Russia is known for some pretty absurd things, but lately the researchers of the Institute of Cytology and Genetics seem to take the cake. Outside of Novosibirsk (located in Southern Siberia), the researches have a line of sheds labeled with names such as “Maverick,” “Cola,” and so on. Passing through, you will be submerged in an atmosphere only to be described as an “explosion of fur and unbridled excitement.” An uproar of frenzied yelps are heard from the sheds. Open the door, and a mass of fur will bound up into your arms and smother you with canine kisses. Except it’s not a dog at all. It’s a fox.
That’s right.
You heard correctly.
If these crazy Serbs get their way, the fox will be man’s new best friend.
As of the 1950s, The Institute of Cytology and Genetics have strived to domesticate foxes for use of household pets. The rationalisation behind this experiment is that if wolves evolutionized into dogs, why could they not do the same with foxes?
Let’s rewind to ninth grade biology. Remember all that talk about phenotypes? That is the key to domestication. By examining personality based on genes, the researchers selectively breed foxes by encouraging one behavior: friendliness. After nine generations of kits, the outcome is remarkable.

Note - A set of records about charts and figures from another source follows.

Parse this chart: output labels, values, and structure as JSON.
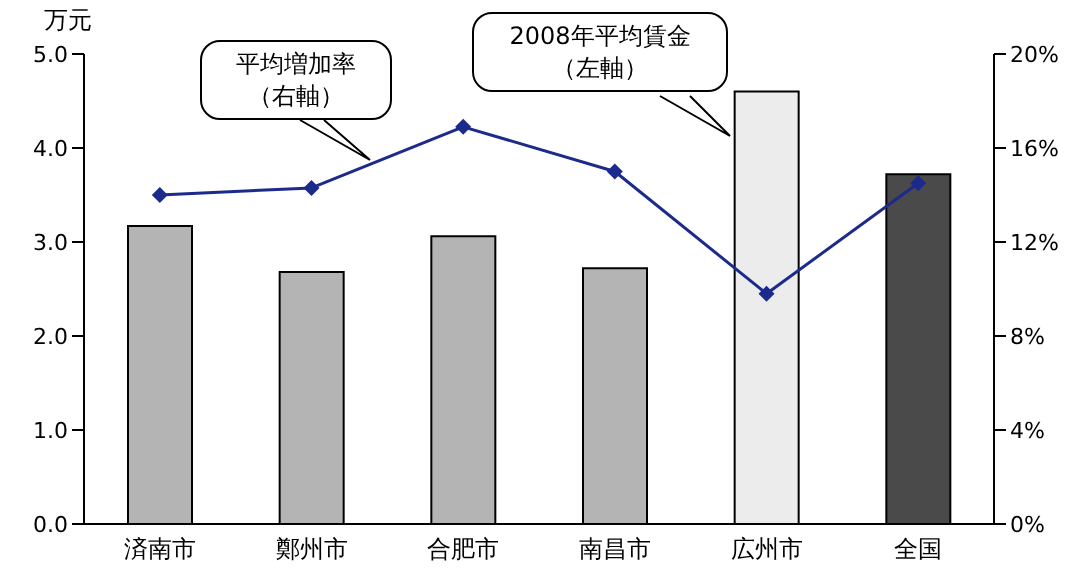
{
  "chart_data": {
    "type": "bar",
    "ylabel": "万元",
    "categories": [
      "済南市",
      "鄭州市",
      "合肥市",
      "南昌市",
      "広州市",
      "全国"
    ],
    "series": [
      {
        "name": "2008年平均賃金（左軸）",
        "colors": [
          "#b4b4b4",
          "#b4b4b4",
          "#b4b4b4",
          "#b4b4b4",
          "#ececec",
          "#4a4a4a"
        ],
        "values": [
          3.17,
          2.68,
          3.06,
          2.72,
          4.6,
          3.72
        ]
      },
      {
        "name": "平均増加率（右軸）",
        "type": "line",
        "axis": "y2",
        "color": "#1c2a8c",
        "marker": "diamond",
        "values": [
          14.0,
          14.3,
          16.9,
          15.0,
          9.8,
          14.5
        ]
      }
    ],
    "ylim": [
      0,
      5
    ],
    "yticks": [
      {
        "value": 0,
        "label": "0.0"
      },
      {
        "value": 1,
        "label": "1.0"
      },
      {
        "value": 2,
        "label": "2.0"
      },
      {
        "value": 3,
        "label": "3.0"
      },
      {
        "value": 4,
        "label": "4.0"
      },
      {
        "value": 5,
        "label": "5.0"
      }
    ],
    "y2lim": [
      0,
      20
    ],
    "y2ticks": [
      {
        "value": 0,
        "label": "0%"
      },
      {
        "value": 4,
        "label": "4%"
      },
      {
        "value": 8,
        "label": "8%"
      },
      {
        "value": 12,
        "label": "12%"
      },
      {
        "value": 16,
        "label": "16%"
      },
      {
        "value": 20,
        "label": "20%"
      }
    ],
    "grid": false,
    "legend": false
  }
}
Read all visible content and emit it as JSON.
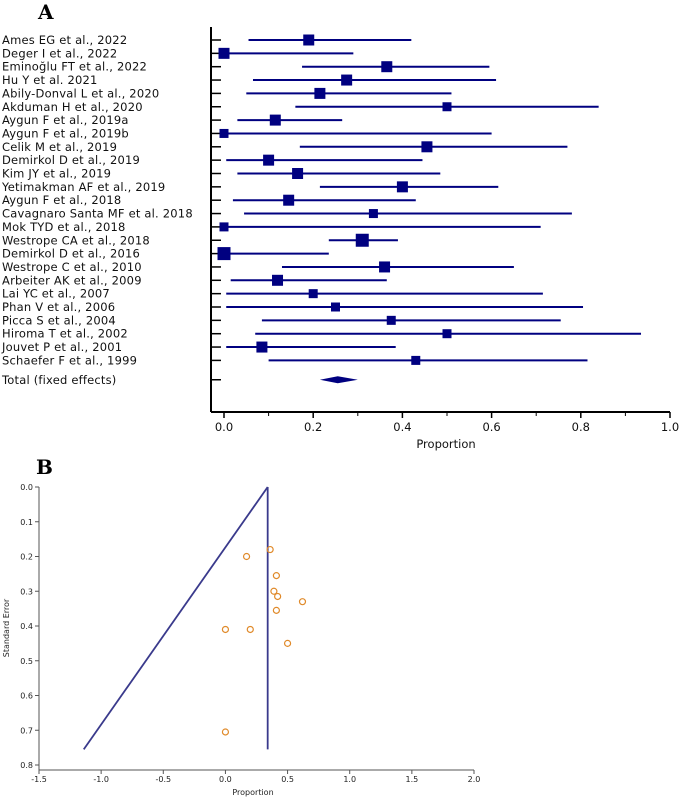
{
  "chart_data": [
    {
      "panel": "A",
      "type": "forest",
      "xlabel": "Proportion",
      "xlim": [
        0,
        1
      ],
      "xticks": [
        "0.0",
        "0.2",
        "0.4",
        "0.6",
        "0.8",
        "1.0"
      ],
      "xtick_values": [
        0,
        0.2,
        0.4,
        0.6,
        0.8,
        1.0
      ],
      "color": "#000080",
      "studies": [
        {
          "label": "Ames EG et al., 2022",
          "est": 0.19,
          "lo": 0.055,
          "hi": 0.42,
          "w": 3
        },
        {
          "label": "Deger I et al., 2022",
          "est": 0.0,
          "lo": 0.0,
          "hi": 0.29,
          "w": 3
        },
        {
          "label": "Eminoğlu FT et al., 2022",
          "est": 0.365,
          "lo": 0.175,
          "hi": 0.595,
          "w": 3
        },
        {
          "label": "Hu Y et al. 2021",
          "est": 0.275,
          "lo": 0.065,
          "hi": 0.61,
          "w": 3
        },
        {
          "label": "Abily-Donval L et al., 2020",
          "est": 0.215,
          "lo": 0.05,
          "hi": 0.51,
          "w": 3
        },
        {
          "label": "Akduman H et al., 2020",
          "est": 0.5,
          "lo": 0.16,
          "hi": 0.84,
          "w": 2
        },
        {
          "label": "Aygun F et al., 2019a",
          "est": 0.115,
          "lo": 0.03,
          "hi": 0.265,
          "w": 3
        },
        {
          "label": "Aygun F et al., 2019b",
          "est": 0.0,
          "lo": 0.0,
          "hi": 0.6,
          "w": 2
        },
        {
          "label": "Celik M et al., 2019",
          "est": 0.455,
          "lo": 0.17,
          "hi": 0.77,
          "w": 3
        },
        {
          "label": "Demirkol D et al., 2019",
          "est": 0.1,
          "lo": 0.005,
          "hi": 0.445,
          "w": 3
        },
        {
          "label": "Kim JY et al., 2019",
          "est": 0.165,
          "lo": 0.03,
          "hi": 0.485,
          "w": 3
        },
        {
          "label": "Yetimakman AF et al., 2019",
          "est": 0.4,
          "lo": 0.215,
          "hi": 0.615,
          "w": 3
        },
        {
          "label": "Aygun F et al., 2018",
          "est": 0.145,
          "lo": 0.02,
          "hi": 0.43,
          "w": 3
        },
        {
          "label": "Cavagnaro Santa MF et al. 2018",
          "est": 0.335,
          "lo": 0.045,
          "hi": 0.78,
          "w": 2
        },
        {
          "label": "Mok TYD et al., 2018",
          "est": 0.0,
          "lo": 0.0,
          "hi": 0.71,
          "w": 2
        },
        {
          "label": "Westrope CA et al., 2018",
          "est": 0.31,
          "lo": 0.235,
          "hi": 0.39,
          "w": 4
        },
        {
          "label": "Demirkol D et al., 2016",
          "est": 0.0,
          "lo": 0.0,
          "hi": 0.235,
          "w": 4
        },
        {
          "label": "Westrope C et al., 2010",
          "est": 0.36,
          "lo": 0.13,
          "hi": 0.65,
          "w": 3
        },
        {
          "label": "Arbeiter AK et al., 2009",
          "est": 0.12,
          "lo": 0.015,
          "hi": 0.365,
          "w": 3
        },
        {
          "label": "Lai YC et al., 2007",
          "est": 0.2,
          "lo": 0.005,
          "hi": 0.715,
          "w": 2
        },
        {
          "label": "Phan V et al., 2006",
          "est": 0.25,
          "lo": 0.005,
          "hi": 0.805,
          "w": 2
        },
        {
          "label": "Picca S et al., 2004",
          "est": 0.375,
          "lo": 0.085,
          "hi": 0.755,
          "w": 2
        },
        {
          "label": "Hiroma T et al., 2002",
          "est": 0.5,
          "lo": 0.07,
          "hi": 0.935,
          "w": 2
        },
        {
          "label": "Jouvet P et al., 2001",
          "est": 0.085,
          "lo": 0.005,
          "hi": 0.385,
          "w": 3
        },
        {
          "label": "Schaefer F et al., 1999",
          "est": 0.43,
          "lo": 0.1,
          "hi": 0.815,
          "w": 2
        }
      ],
      "total": {
        "label": "Total (fixed effects)",
        "est": 0.255,
        "lo": 0.215,
        "hi": 0.3
      }
    },
    {
      "panel": "B",
      "type": "scatter",
      "subtype": "funnel",
      "xlabel": "Proportion",
      "ylabel": "Standard Error",
      "xlim": [
        -1.5,
        2.0
      ],
      "ylim": [
        0.0,
        0.8
      ],
      "y_inverted": true,
      "xticks": [
        "-1.5",
        "-1.0",
        "-0.5",
        "0.0",
        "0.5",
        "1.0",
        "1.5",
        "2.0"
      ],
      "xtick_values": [
        -1.5,
        -1.0,
        -0.5,
        0.0,
        0.5,
        1.0,
        1.5,
        2.0
      ],
      "yticks": [
        "0.0",
        "0.1",
        "0.2",
        "0.3",
        "0.4",
        "0.5",
        "0.6",
        "0.7",
        "0.8"
      ],
      "ytick_values": [
        0.0,
        0.1,
        0.2,
        0.3,
        0.4,
        0.5,
        0.6,
        0.7,
        0.8
      ],
      "line_color": "#3a3a8c",
      "point_color": "#e08a2a",
      "pooled_estimate": 0.34,
      "funnel_apex_se": 0.0,
      "funnel_base_se": 0.755,
      "funnel_base_left_x": -1.14,
      "points": [
        {
          "x": 0.36,
          "se": 0.18
        },
        {
          "x": 0.17,
          "se": 0.2
        },
        {
          "x": 0.41,
          "se": 0.255
        },
        {
          "x": 0.39,
          "se": 0.3
        },
        {
          "x": 0.42,
          "se": 0.315
        },
        {
          "x": 0.62,
          "se": 0.33
        },
        {
          "x": 0.41,
          "se": 0.355
        },
        {
          "x": 0.0,
          "se": 0.41
        },
        {
          "x": 0.2,
          "se": 0.41
        },
        {
          "x": 0.5,
          "se": 0.45
        },
        {
          "x": 0.0,
          "se": 0.705
        }
      ]
    }
  ]
}
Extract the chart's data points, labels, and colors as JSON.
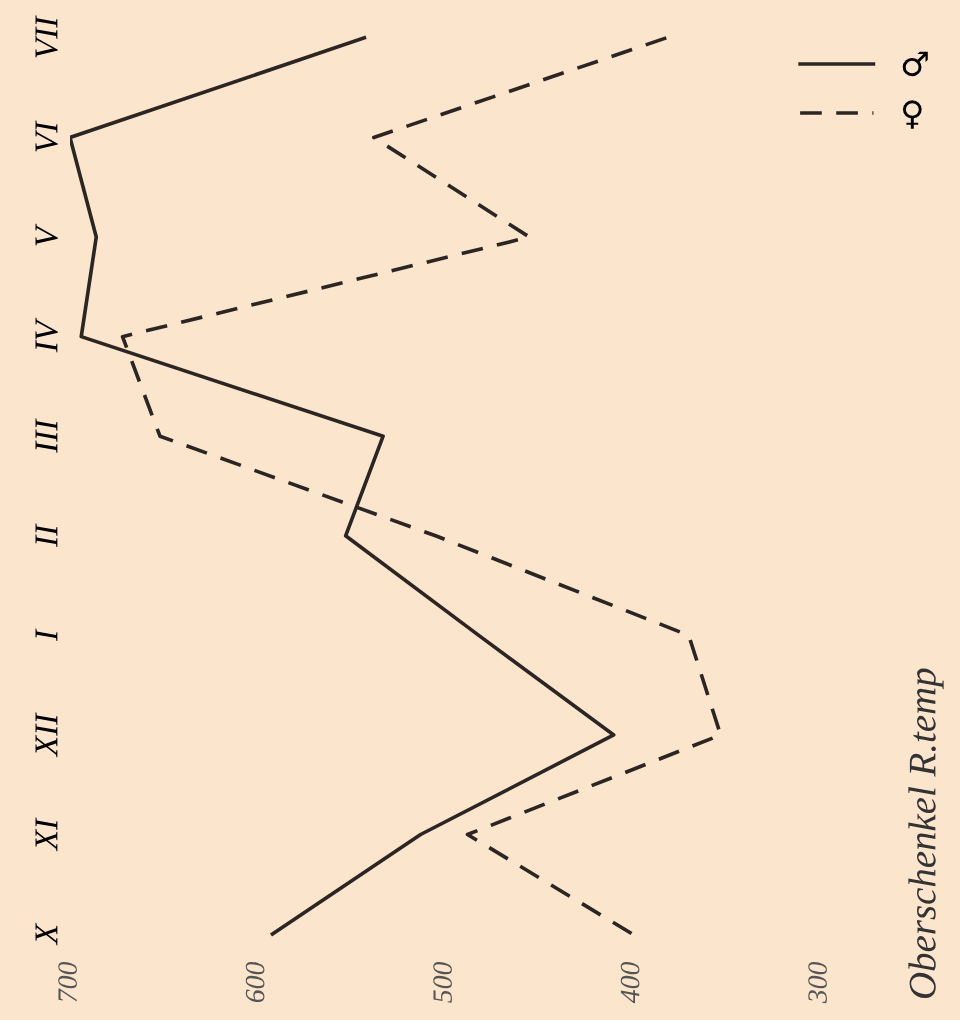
{
  "chart_data": {
    "type": "line",
    "orientation": "horizontal",
    "categories": [
      "VII",
      "VI",
      "V",
      "IV",
      "III",
      "II",
      "I",
      "XII",
      "XI",
      "X"
    ],
    "series": [
      {
        "name": "♂",
        "color": "#2b2623",
        "line_style": "solid",
        "values": [
          543,
          700,
          686,
          694,
          533,
          553,
          482,
          410,
          513,
          592
        ]
      },
      {
        "name": "♀",
        "color": "#2b2623",
        "line_style": "dashed",
        "values": [
          382,
          538,
          455,
          672,
          652,
          505,
          370,
          353,
          488,
          400
        ]
      }
    ],
    "xlim": [
      700,
      300
    ],
    "xticks": [
      700,
      600,
      500,
      400,
      300
    ],
    "legend_title": "Oberschenkel R.temp",
    "legend": "right",
    "grid": false,
    "marker": "none"
  }
}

“They remind me a lot of golden retrievers,” Anna Kukekova, a researcher from Cornell, said in an issue of National Geographic. “They aren’t aware that there are good people, bad people, people that they have met before, and those that they haven’t.”
The foxes yearn for human affection.
Something else noteworthy happened during the selectivity of foxes. As the personality changed, so did the fox’s appearance. This is called “domestication phenotype.” If you think about it, tamed animals across the chart all share these similarities: floppy ears, smaller bone structure, curly tales, even spotted fur or skin. That is exactly what happened to these foxes!
However, before you get lost in the idea of some fluffy fox wonder-farm, you must remember the foxes are simply research. The scientists must control the population of foxes, so the unwanted are sold off to fur farms, where they probably become your grandma’s new winter coat. The institute hopes to obtain permits to sell the foxes as pets as opposed to handbags.
Remember the name Maverick? Well Luda Mekertycheva, a translator for National Geographic, became so attached to Maverick during her visitation that she adopted him and another playmate. Later she gave an update reporting the foxes’ behavior.
“Maverick and Peter jump on my back when I kneel to give them food, sit when I pet them, and take vitamins from my hand,” Luda said. “I love them a lot.”